In Williamsburg, a busy Brooklyn neighborhood known for its nightlife, Vicky Chow, also a pianist, lives in a first-floor open railroad apartment with her dog Lola. Her piano exists in the living space between her bedroom and kitchen. If New York apartments are stepping stone, Chow is well on her way: her previous apartment in the Upper West Side was half the size with an open floor plan, so the only space for her upright piano was in the kitchen. Chow shares Larson’s feelings, stating, “It’s really more space and financial reasons, but even if I had the choice I don’t know if I would get a separate space. I know for some people it feels better if their work is outside their home, but I’ve always had erratic working schedules.”
Despite the blurry live/work lifestyle, Larson and Cerrone find equilibrium considering their space constraints. Cerrone, who lives in Bed-Stuy, states, “I’m a very social person in general — the rare extroverted artist. Evenings are fun, days are for work. The balance is essential.”
Larson values neighborhood friends who are not musicians, and he takes advantage of what New York offers as an escape. Alternatively, Goldfeather, also based in Bed-Stuy, finds the line difficult to distinguish: “It’s like how you’re not supposed to do anything in your bed except sleep, otherwise you associate your bed with doing other things… if you’re always working from your apartment you associate your apartment with working and it’s hard to stop.” While a separate space would bring a sense of efficiency during an allotted work time, the disadvantages include working out a schedule, as most practice spaces are shared. Goldfeather admits a separate workspace is a foreign idea.
Personal hurdles aside, New York living is a constant dance of coexisting with others. As pianists, Larson and Chow feel lucky to have little trouble with neighbors. Chow remembers, “I think the worst was when I was doing the solo piano arrangement of Stravinsky’s Rite of Spring, which is really harsh, and I was practicing so it’s not like I was just playing through once — it was all day. I felt really bad, but my neighbors were nice enough to not say anything.” Setting boundaries for practice hours and taking relaxed views on others’ noise levels helps. Goldfeather notes, “Nobody has ever complained, and in return we don’t complain when neighbors have loud parties.”
Perhaps Frank Sinatra was right.

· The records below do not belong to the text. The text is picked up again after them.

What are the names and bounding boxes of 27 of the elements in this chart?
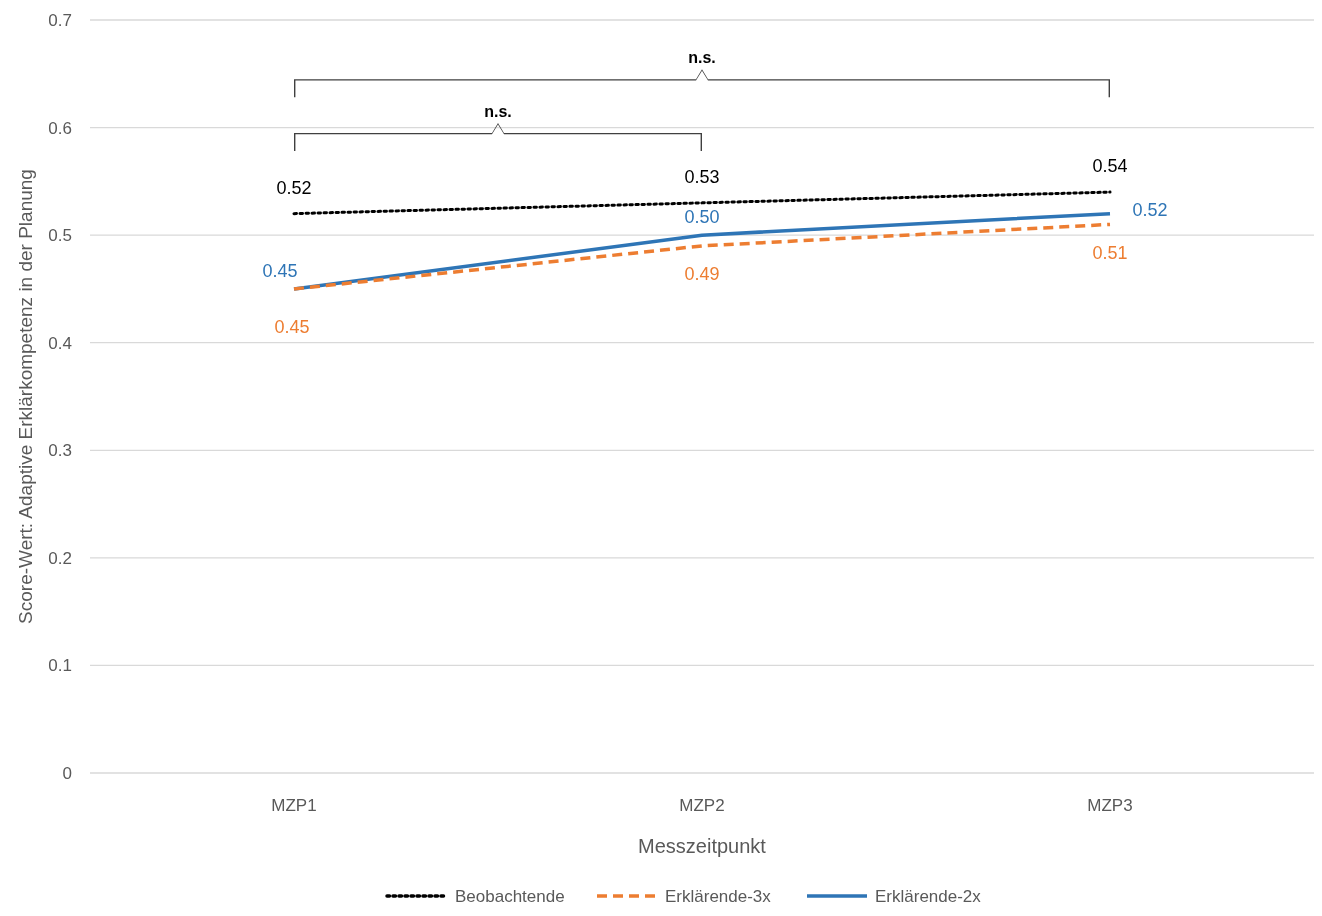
y-tick-label: 0.2 [48, 548, 72, 568]
y-tick-label: 0 [62, 763, 72, 783]
data-label: 0.54 [1092, 156, 1128, 177]
x-tick-label: MZP1 [271, 796, 317, 815]
y-tick-label: 0.4 [48, 333, 72, 353]
legend-label: Erklärende-2x [875, 886, 982, 906]
y-tick-label: 0.3 [48, 441, 72, 461]
data-label: 0.52 [1132, 199, 1168, 220]
y-axis-title: Score-Wert: Adaptive Erklärkompetenz in der Planung [15, 169, 36, 624]
data-label: 0.53 [684, 167, 720, 188]
x-tick-label: MZP3 [1087, 796, 1133, 815]
y-tick-label: 0.5 [48, 226, 72, 246]
data-label: 0.49 [684, 264, 720, 285]
data-label: 0.45 [262, 261, 298, 282]
legend-label: Erklärende-3x [665, 886, 772, 906]
data-label: 0.51 [1092, 242, 1128, 263]
data-label: 0.45 [274, 317, 310, 338]
x-tick-label: MZP2 [679, 796, 725, 815]
annotation: n.s. [484, 102, 512, 120]
x-axis-title: Messzeitpunkt [638, 835, 767, 857]
data-label: 0.52 [276, 177, 312, 198]
y-tick-label: 0.1 [48, 656, 72, 676]
legend-label: Beobachtende [455, 886, 565, 906]
y-tick-label: 0.7 [48, 10, 72, 30]
annotation: n.s. [688, 49, 716, 67]
data-label: 0.50 [684, 207, 720, 228]
y-tick-label: 0.6 [48, 118, 72, 138]
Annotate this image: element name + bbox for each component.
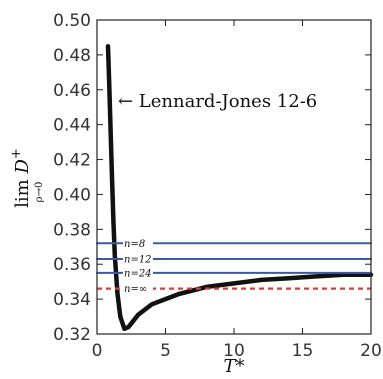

Making it in New York as an artist provides a success that is universally transferable. Is it possible to live the same creative, sustainable, and prolific lifestyle elsewhere? Larson says, “I think about this all the time. There’s many places I would maybe even prefer to live, but I don’t think it would be possible for me to be doing what I’m doing in those places yet.… At the same time I do love living here. It is great, especially for young artists. Roughing it, having everything by a shoestring with low checking accounts…. It’s a good way to cut your teeth and do something.” It’s hard to romanticize New York while immersed in balancing work, play, failure, and success, but uncomfortable as it is, if you can make it work, it’s a defining experience.